Il y a cinquante ans aujourd’hui. Bien. À peu près.
Viking 1 a atterri sur le sol rouge rouille de Mars. Il s’agit du premier atterrisseur américain à réaliser un atterrissage en douceur sur une autre planète. Une étape importante.
Mais voici ce qui empêche les astrobiologistes de dormir la nuit.
Les données sont revenues. Les expériences se sont déroulées. Et le résultat ? C’était compliqué.
L’épisode 220 de This Week In Space approfondit ce nœud historique spécifique. Rod Pyle et Tariq Malik font appel aux gros frappeurs : le Dr. Pascal Lee et le Dr Penny Boston. Ils ne se contentent pas de réciter des dates. Ils décortiquent les expériences de détection de vie viking qui ont produit un paradoxe que personne n’a entièrement résolu.
Avons-nous trouvé la vie ?
Ou avons-nous trouvé une chimie qui ressemblait à la vie ?
Le retard du Starship et la foudre
Le podcast ne reste pas coincé dans le passé. Il pivote vers le présent immédiat. Rapide.
Starship Flight 13 survole la rampe de lancement. Littéralement.

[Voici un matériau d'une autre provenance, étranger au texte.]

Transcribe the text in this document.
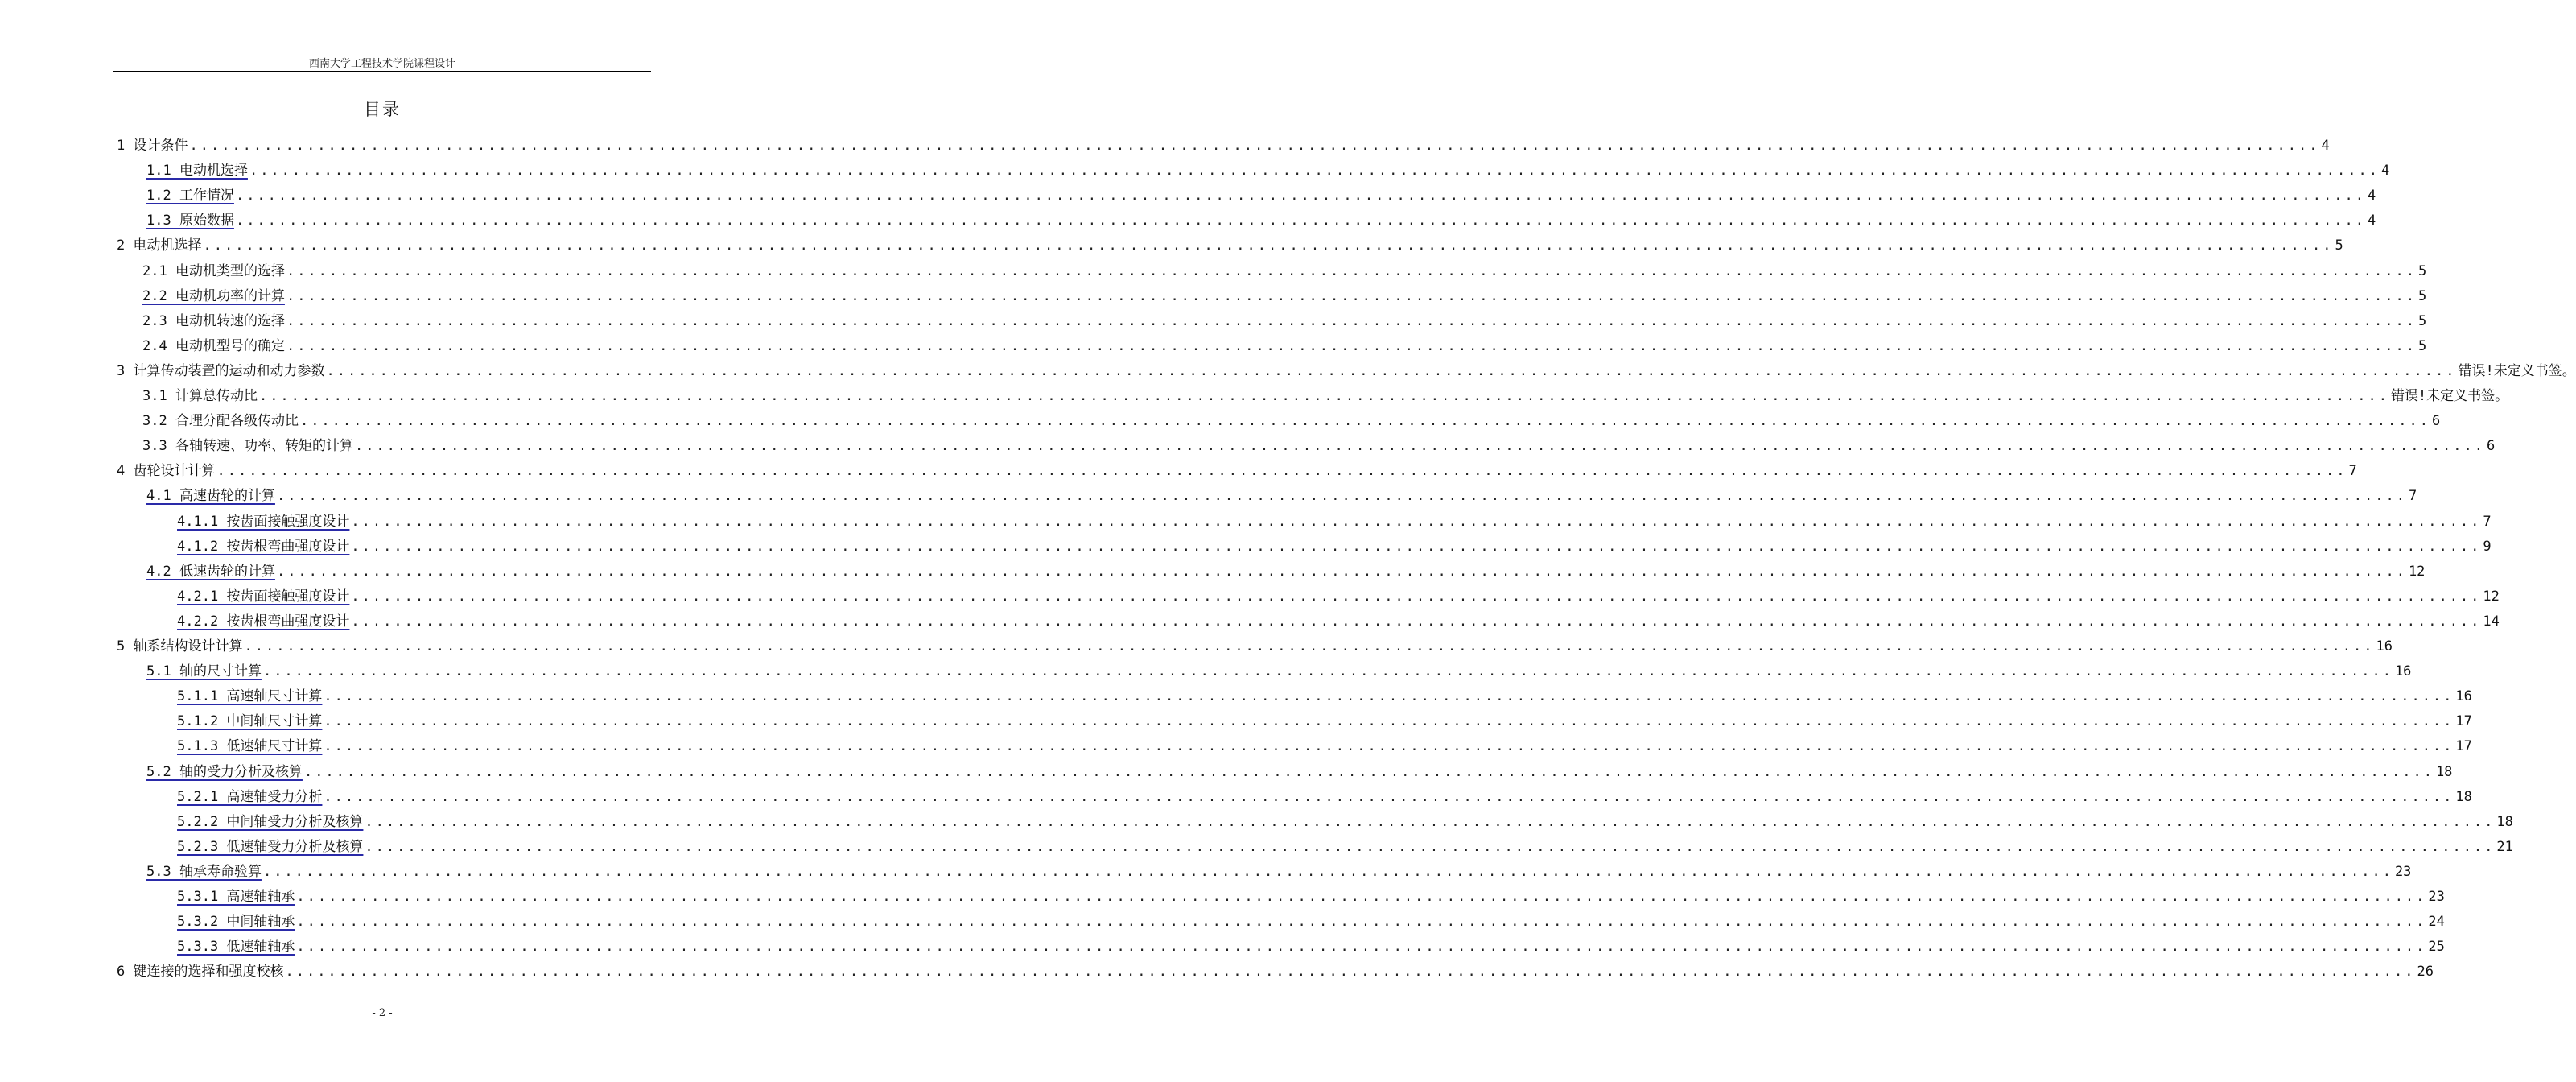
西南大学工程技术学院课程设计
目录
1 设计条件 ........................................................................................................................................................................................................ 4
1.1 电动机选择 ........................................................................................................................................................................................................ 4
1.2 工作情况 ........................................................................................................................................................................................................ 4
1.3 原始数据 ........................................................................................................................................................................................................ 4
2 电动机选择 ........................................................................................................................................................................................................ 5
2.1 电动机类型的选择 ........................................................................................................................................................................................................ 5
2.2 电动机功率的计算 ........................................................................................................................................................................................................ 5
2.3 电动机转速的选择 ........................................................................................................................................................................................................ 5
2.4 电动机型号的确定 ........................................................................................................................................................................................................ 5
3 计算传动装置的运动和动力参数 ........................................................................................................................................................................................................ 错误!未定义书签。
3.1 计算总传动比 ........................................................................................................................................................................................................ 错误!未定义书签。
3.2 合理分配各级传动比 ........................................................................................................................................................................................................ 6
3.3 各轴转速、功率、转矩的计算 ........................................................................................................................................................................................................ 6
4 齿轮设计计算 ........................................................................................................................................................................................................ 7
4.1 高速齿轮的计算 ........................................................................................................................................................................................................ 7
4.1.1 按齿面接触强度设计 ........................................................................................................................................................................................................ 7
4.1.2 按齿根弯曲强度设计 ........................................................................................................................................................................................................ 9
4.2 低速齿轮的计算 ........................................................................................................................................................................................................ 12
4.2.1 按齿面接触强度设计 ........................................................................................................................................................................................................ 12
4.2.2 按齿根弯曲强度设计 ........................................................................................................................................................................................................ 14
5 轴系结构设计计算 ........................................................................................................................................................................................................ 16
5.1 轴的尺寸计算 ........................................................................................................................................................................................................ 16
5.1.1 高速轴尺寸计算 ........................................................................................................................................................................................................ 16
5.1.2 中间轴尺寸计算 ........................................................................................................................................................................................................ 17
5.1.3 低速轴尺寸计算 ........................................................................................................................................................................................................ 17
5.2 轴的受力分析及核算 ........................................................................................................................................................................................................ 18
5.2.1 高速轴受力分析 ........................................................................................................................................................................................................ 18
5.2.2 中间轴受力分析及核算 ........................................................................................................................................................................................................ 18
5.2.3 低速轴受力分析及核算 ........................................................................................................................................................................................................ 21
5.3 轴承寿命验算 ........................................................................................................................................................................................................ 23
5.3.1 高速轴轴承 ........................................................................................................................................................................................................ 23
5.3.2 中间轴轴承 ........................................................................................................................................................................................................ 24
5.3.3 低速轴轴承 ........................................................................................................................................................................................................ 25
6 键连接的选择和强度校核 ........................................................................................................................................................................................................ 26
- 2 -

SpaceX mène une bataille juridique. Un projet d’échange de terrains à Starbase, dans le sud du Texas, bloque les progrès. Les groupes autochtones et les défenseurs de l’environnement exigent l’intervention des tribunaux. Le tribunal doit trancher maintenant.
Pendant ce temps, en Chine, une fusée Longue Marche 3B a été touchée par la foudre lors du décollage.

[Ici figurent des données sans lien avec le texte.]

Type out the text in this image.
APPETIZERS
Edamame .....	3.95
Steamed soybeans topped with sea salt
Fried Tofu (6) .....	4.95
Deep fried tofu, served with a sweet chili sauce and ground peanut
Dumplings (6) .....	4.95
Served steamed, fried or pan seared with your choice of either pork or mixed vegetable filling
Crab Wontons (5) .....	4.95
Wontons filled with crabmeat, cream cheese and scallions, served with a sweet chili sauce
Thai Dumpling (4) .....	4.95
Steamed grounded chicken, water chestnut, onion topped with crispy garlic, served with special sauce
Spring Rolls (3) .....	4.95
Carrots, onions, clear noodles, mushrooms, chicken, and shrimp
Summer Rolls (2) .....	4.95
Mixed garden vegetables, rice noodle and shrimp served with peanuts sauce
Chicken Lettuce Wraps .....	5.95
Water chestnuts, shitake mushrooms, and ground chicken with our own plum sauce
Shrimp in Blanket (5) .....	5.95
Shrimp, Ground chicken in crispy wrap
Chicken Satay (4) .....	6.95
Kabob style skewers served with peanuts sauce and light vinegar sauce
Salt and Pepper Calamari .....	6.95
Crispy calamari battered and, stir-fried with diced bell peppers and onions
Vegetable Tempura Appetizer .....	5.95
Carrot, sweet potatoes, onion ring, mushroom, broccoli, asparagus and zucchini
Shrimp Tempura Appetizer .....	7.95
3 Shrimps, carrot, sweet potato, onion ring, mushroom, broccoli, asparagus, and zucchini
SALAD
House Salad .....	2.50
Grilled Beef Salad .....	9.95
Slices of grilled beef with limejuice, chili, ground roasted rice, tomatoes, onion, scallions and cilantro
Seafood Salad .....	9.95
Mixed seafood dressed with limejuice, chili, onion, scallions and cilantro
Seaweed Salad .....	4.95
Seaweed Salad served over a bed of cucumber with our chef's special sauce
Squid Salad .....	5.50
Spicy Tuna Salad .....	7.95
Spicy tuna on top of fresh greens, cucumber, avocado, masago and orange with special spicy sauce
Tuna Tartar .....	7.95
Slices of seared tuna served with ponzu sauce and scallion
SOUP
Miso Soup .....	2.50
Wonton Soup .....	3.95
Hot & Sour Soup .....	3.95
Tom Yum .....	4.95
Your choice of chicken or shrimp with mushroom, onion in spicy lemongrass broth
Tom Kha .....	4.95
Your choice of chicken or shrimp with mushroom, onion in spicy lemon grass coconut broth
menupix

On pourrait penser que cela mettrait fin à la mission. Ce n’est pas le cas. Le satellite livré en toute sécurité. C’est un rappel brutal de la violence inhérente aux fusées.
“Frappe de foudre sur une fusée chinoise capturée sur une photo du lancement de l’épidémie.”

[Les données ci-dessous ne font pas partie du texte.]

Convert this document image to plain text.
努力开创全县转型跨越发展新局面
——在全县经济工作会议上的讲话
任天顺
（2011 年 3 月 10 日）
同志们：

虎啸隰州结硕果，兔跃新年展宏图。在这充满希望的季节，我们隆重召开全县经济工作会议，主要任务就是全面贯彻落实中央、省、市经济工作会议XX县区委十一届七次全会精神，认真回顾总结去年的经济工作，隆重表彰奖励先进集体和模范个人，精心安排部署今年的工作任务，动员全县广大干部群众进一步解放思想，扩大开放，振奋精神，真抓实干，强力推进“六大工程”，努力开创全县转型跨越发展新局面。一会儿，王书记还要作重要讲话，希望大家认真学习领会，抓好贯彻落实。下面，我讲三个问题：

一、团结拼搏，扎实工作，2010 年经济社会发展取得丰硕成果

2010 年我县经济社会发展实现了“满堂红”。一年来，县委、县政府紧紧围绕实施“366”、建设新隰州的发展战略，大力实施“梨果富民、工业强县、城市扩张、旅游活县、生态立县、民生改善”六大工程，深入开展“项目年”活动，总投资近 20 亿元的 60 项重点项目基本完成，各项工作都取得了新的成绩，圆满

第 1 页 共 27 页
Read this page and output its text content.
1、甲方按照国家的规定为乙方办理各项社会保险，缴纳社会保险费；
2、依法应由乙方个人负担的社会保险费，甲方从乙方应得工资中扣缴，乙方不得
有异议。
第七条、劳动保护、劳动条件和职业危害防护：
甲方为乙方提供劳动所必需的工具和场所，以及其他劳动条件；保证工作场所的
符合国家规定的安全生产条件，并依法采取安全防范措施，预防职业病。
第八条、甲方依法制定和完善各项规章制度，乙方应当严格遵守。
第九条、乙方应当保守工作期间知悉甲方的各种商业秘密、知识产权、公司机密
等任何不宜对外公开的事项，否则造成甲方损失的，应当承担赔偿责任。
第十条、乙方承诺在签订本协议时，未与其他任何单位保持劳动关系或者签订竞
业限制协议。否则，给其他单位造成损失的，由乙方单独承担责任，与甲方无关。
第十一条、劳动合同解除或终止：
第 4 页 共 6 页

Chaotique. Dangereux. Réussi.
Pourquoi les résultats de Viking 1 sont toujours controversés
Retour sur Mars. Retour au mystère.
Le atterrissage de Viking 1 a marqué la fin d’une époque et le début d’une dispute de cinquante ans. Les expériences biologiques ont montré des réactions positives. Gaz libérés. Activité de type métabolisme.
Mais le spectromètre de masse par chromatographe en phase gazeuse n’a trouvé aucun composé organique. Pas de chaînes carbonées. Aucun élément de base.
Alors, que s’est-il passé ?
La théorie dominante pointe désormais vers les perchlorates.
Ces sels existent dans le sol martien. Ils sont oxydants. Lorsqu’ils étaient chauffés pendant les expériences Viking, ils détruisaient probablement toutes les matières organiques qui s’y trouvaient. Ils ont également créé des faux positifs à vie.
Ce n’était pas de la biologie. C’était une chimie imitant la biologie.
Mais est-ce entièrement exclu ? Certains scientifiques s’y opposent encore. Les données sont ambiguës. La rivalité entre ceux qui voient des « roches mortes » et ceux qui voient des « biosignatures potentielles » est féroce.
Des survols de Mariner au débat moderne
L’épisode retrace l’arc. Cela commence avec le Mariner 4 triomphe. Une seule photo granuleuse. Puis Mariner 9, en orbite autour de la planète, a révélé que les canaux étaient des mythes mais que les volcans étaient réels.
Puis vint Viking.
L’atterrissage lui-même était une perfection technique. La science était… compliquée.
Il ne s’agit pas seulement d’histoire. Cela façonne la façon dont nous concevons les futures missions. Si vous pensez qu’il pourrait y avoir de la vie, vous ne pouvez pas simplement chauffer le sol et voir ce qui se passe. Il faut regarder de plus près. Plus profond. Sans détruire les preuves au préalable.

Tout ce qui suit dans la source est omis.